Backward Compatibility

Much has changed with the block device layer, and most of those changes happened between the 2.2 and 2.4 stable releases. Here is a quick summary of what was different before. As always, you can look at the drivers in the sample source, which work on 2.0, 2.2, and 2.4, to see how the portability challenges have been handled.

The block_device_operations structure did not exist in Linux 2.2. Instead, block drivers used a file_operations structure just like char drivers. The check_media_change and revalidate methods used to be a part of that structure. The kernel also provided a set of generic functions—block_read, block_write, and block_fsync—which most drivers used in their file_operations structures. A typical 2.2 or 2.0 file_operations initialization looked like this:

struct file_operations sbull_bdops = {
    read:       block_read,
    write:      block_write,
    ioctl:      sbull_ioctl,
    open:       sbull_open,
    release:    sbull_release,
    fsync:      block_fsync,
    check_media_change: sbull_check_change,
    revalidate: sbull_revalidate
};

Note that block drivers are subject to the same changes in the file_operations prototypes between 2.0 and 2.2 as char drivers.

In 2.2 and previous kernels, the request function was stored in the blk_dev global array. Initialization required a line like

blk_dev[major].request_fn = sbull_request;

Because this method allows for only one queue per major number, the multiqueue capability of 2.4 kernels is not present in earlier releases. Because there was only one queue, the request function did not need the queue as an argument, so it took none. Its prototype was as follows:

void (*request) (void);

Also, all queues had active heads, so blk_queue_headactive did not exist.

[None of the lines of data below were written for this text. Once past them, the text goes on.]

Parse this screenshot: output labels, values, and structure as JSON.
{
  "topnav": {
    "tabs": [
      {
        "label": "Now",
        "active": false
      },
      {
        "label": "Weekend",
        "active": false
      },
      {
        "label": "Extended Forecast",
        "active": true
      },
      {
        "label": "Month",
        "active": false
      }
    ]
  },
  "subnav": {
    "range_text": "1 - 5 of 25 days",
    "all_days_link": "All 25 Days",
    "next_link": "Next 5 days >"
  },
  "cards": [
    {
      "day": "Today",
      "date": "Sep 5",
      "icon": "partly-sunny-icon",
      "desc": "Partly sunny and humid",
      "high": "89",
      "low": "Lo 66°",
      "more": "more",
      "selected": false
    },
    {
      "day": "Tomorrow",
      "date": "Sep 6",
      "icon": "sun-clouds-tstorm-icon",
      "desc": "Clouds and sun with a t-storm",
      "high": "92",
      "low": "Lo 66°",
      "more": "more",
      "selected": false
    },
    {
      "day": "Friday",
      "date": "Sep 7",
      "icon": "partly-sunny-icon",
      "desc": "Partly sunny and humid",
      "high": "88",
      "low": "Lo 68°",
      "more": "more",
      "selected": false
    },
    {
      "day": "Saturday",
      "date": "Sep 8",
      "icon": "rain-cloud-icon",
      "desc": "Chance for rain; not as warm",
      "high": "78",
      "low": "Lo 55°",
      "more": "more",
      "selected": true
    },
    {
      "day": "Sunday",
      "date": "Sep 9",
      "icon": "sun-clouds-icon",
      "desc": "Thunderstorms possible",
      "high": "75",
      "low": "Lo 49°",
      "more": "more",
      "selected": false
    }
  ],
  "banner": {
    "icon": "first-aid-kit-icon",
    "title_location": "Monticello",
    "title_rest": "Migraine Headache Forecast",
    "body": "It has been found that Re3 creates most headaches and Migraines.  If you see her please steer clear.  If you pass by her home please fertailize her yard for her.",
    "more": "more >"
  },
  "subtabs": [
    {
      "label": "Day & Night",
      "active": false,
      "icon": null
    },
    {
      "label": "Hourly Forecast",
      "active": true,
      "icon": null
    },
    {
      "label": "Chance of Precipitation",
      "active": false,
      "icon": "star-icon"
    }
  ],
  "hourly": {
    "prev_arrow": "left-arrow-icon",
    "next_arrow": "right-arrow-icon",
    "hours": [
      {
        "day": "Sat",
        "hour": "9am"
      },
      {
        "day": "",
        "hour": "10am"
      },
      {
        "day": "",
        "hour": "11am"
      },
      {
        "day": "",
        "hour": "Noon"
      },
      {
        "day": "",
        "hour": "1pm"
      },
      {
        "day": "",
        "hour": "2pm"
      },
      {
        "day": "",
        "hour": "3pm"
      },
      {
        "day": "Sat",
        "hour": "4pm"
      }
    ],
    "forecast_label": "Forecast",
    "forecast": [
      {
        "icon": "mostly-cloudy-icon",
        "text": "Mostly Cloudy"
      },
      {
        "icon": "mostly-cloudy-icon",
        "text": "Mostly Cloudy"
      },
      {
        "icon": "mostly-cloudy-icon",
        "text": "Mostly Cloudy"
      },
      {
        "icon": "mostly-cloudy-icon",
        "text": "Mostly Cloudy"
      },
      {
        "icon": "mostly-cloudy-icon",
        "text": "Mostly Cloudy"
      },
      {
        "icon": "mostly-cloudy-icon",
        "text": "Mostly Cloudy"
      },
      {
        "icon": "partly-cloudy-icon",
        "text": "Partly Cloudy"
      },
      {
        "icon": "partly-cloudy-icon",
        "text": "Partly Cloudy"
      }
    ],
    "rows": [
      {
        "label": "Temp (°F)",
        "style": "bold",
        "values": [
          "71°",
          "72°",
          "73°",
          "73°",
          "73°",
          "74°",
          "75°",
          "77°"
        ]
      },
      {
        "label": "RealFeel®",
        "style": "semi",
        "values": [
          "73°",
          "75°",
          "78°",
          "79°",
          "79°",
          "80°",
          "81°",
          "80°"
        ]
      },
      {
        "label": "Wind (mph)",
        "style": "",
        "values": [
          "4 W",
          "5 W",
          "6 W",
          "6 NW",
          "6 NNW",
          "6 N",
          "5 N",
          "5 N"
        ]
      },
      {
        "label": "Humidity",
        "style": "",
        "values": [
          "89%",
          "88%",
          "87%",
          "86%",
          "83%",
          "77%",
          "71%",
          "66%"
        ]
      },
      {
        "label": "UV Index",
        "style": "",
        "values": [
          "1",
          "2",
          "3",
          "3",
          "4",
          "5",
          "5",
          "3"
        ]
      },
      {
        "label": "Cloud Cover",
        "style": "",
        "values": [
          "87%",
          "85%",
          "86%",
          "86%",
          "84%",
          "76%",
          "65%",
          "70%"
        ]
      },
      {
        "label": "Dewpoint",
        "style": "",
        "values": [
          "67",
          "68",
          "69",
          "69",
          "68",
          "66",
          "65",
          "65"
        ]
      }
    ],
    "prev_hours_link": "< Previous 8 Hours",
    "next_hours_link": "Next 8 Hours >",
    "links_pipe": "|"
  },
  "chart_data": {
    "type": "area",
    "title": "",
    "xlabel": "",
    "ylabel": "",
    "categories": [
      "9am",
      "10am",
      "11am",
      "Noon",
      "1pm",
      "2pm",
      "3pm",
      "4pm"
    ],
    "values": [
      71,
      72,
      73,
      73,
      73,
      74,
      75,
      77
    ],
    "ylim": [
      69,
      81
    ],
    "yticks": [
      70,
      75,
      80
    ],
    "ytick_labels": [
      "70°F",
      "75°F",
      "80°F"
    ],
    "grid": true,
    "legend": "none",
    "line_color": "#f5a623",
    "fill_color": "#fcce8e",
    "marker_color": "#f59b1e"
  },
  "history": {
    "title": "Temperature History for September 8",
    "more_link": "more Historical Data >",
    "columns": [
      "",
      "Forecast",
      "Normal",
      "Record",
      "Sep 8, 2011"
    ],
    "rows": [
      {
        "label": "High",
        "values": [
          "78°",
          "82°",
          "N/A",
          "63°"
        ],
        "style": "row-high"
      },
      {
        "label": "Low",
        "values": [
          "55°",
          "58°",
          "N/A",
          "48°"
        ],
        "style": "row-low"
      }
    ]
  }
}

There was no blk_ioctl function in 2.2 and prior releases. There was, however, a macro called RO_IOCTLS, which could be inserted in a switch statement to implement BLKROSET and BLKROGET. sysdep.h in the sample source includes an implementation of blk_ioctl that uses RO_IOCTLS and implements a few other of the standard ioctl commands as well:

#ifdef RO_IOCTLS
static inline int blk_ioctl(kdev_t dev, unsigned int cmd,
                            unsigned long arg)
{
    int err;

    switch (cmd) {
      case BLKRAGET: /* return the read-ahead value */
        if (!arg)  return -EINVAL;
        err = ! access_ok(VERIFY_WRITE, arg, sizeof(long));
        if (err) return -EFAULT;
        PUT_USER(read_ahead[MAJOR(dev)],(long *) arg);
        return 0;

      case BLKRASET: /* set the read-ahead value */
        if (!capable(CAP_SYS_ADMIN)) return -EACCES;
        if (arg > 0xff) return -EINVAL; /* limit it */
        read_ahead[MAJOR(dev)] = arg;
        return 0;

      case BLKFLSBUF: /* flush */
        if (! capable(CAP_SYS_ADMIN)) return -EACCES; /* only root */
        fsync_dev(dev);
        invalidate_buffers(dev);
        return 0;

        RO_IOCTLS(dev, arg);
    }
    return -ENOTTY;
}
#endif  /* RO_IOCTLS */

The BLKFRAGET, BLKFRASET, BLKSECTGET, BLKSECTSET, BLKELVGET, and BLKELVSET commands were added with Linux 2.2, and BLKPG was added in 2.4.

Linux 2.0 did not have the max_readahead array. The max_segments array, instead, existed and was used in Linux 2.0 and 2.2, but device drivers did not normally need to set it.

Finally, register_disk did not exist until Linux 2.4. There was, instead, a function called resetup_one_dev, which performed a similar function:

resetup_one_dev(struct gendisk *gd, int drive);

register_disk is emulated in sysdep.h with the following code:

static inline void register_disk(struct gendisk *gdev, kdev_t dev,
                unsigned minors, struct file_operations *ops, long size)
{
    if (! gdev)
        return;
    resetup_one_dev(gdev, MINOR(dev) >> gdev->minor_shift);
}

Linux 2.0 was different, of course, in not supporting any sort of fine-grained SMP. Thus, there was no io_request_lock and much less need to worry about concurrent access to the I/O request queue.

One final thing worth keeping in mind: although nobody really knows what will happen in the 2.5 development series, a major block device overhaul is almost certain. Many people are unhappy with the design of this layer, and there is a lot of pressure to redo it.